Speaker of Workshop 4
Will talk about: Semi-automated approaches for drawing inferences from the vast neurophysiology literature
Shreejoy Tripathy is a post-doc in the Centre for High-Throughput Biology at the University of British Columbia. He received his PhD in neural computation from Carnegie Mellon University in 2013, working with Nathan Urban on the form and function of neuron electrophysiological diversity as an NSF graduate fellow. Shreejoy is passionate about using principles of open science and open data to improve research practices in neuroscience. His research uses a combination of data mining, machine learning, and domain knowledge to link disparate data modalities in neuroscience, with a focus on neuron electrophysiology and genomics. He is also involved in developing common standards and terminologies to faciliate data reuse and sharing.

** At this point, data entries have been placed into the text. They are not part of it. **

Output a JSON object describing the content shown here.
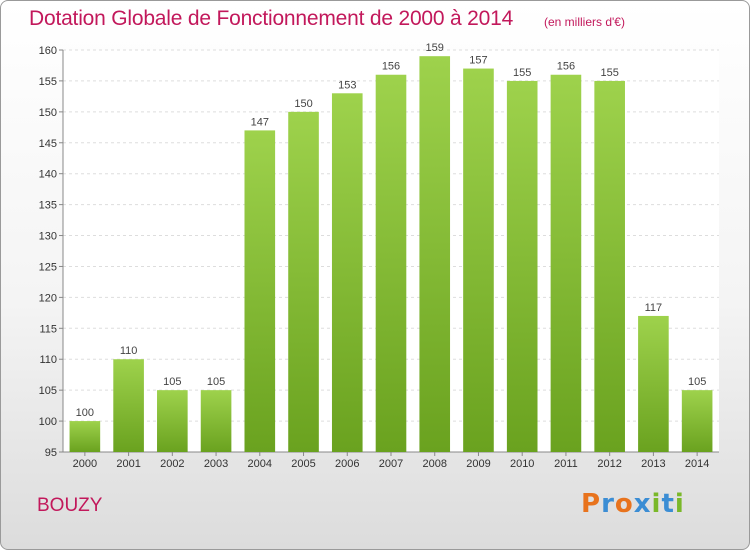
{
  "title": "Dotation Globale de Fonctionnement de 2000 à 2014",
  "unit_note": "(en milliers d'€)",
  "place": "BOUZY",
  "logo": {
    "text": "Proxiti",
    "colors": [
      "#e8731d",
      "#3b8dd4",
      "#e8731d",
      "#3b8dd4",
      "#7ab829",
      "#3b8dd4",
      "#7ab829"
    ]
  },
  "colors": {
    "text_accent": "#c2185b",
    "bar_light": "#9ed24c",
    "bar_dark": "#6aa21f"
  },
  "chart_data": {
    "type": "bar",
    "title": "Dotation Globale de Fonctionnement de 2000 à 2014",
    "categories": [
      "2000",
      "2001",
      "2002",
      "2003",
      "2004",
      "2005",
      "2006",
      "2007",
      "2008",
      "2009",
      "2010",
      "2011",
      "2012",
      "2013",
      "2014"
    ],
    "values": [
      100,
      110,
      105,
      105,
      147,
      150,
      153,
      156,
      159,
      157,
      155,
      156,
      155,
      117,
      105
    ],
    "ylim": [
      95,
      160
    ],
    "yticks": [
      95,
      100,
      105,
      110,
      115,
      120,
      125,
      130,
      135,
      140,
      145,
      150,
      155,
      160
    ],
    "grid": true,
    "xlabel": "",
    "ylabel": ""
  }
}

Over the past decade, neurophysiology saw a data explosion as groups worldwide have published thousands of articles on the biophysical properties of a rich diversity of neuron types. In this talk, I will discuss NeuroElectro.org, an effort to extract this information by employing semi-automated literature text-mining algorithms. I will describe approaches for normalizing and structuring such heterogeneous data. I will also describe meta-analyses where we have combined this data with other data sets, such as Allen Institute gene expression atlases, to explore the scope and genetic origins of brain-wide neuronal electrophysiological diversity. Lastly, I will discuss example use cases of NeuroElectro data, including using the public API to provide parmaters to help build and constrain generic computational neuron models.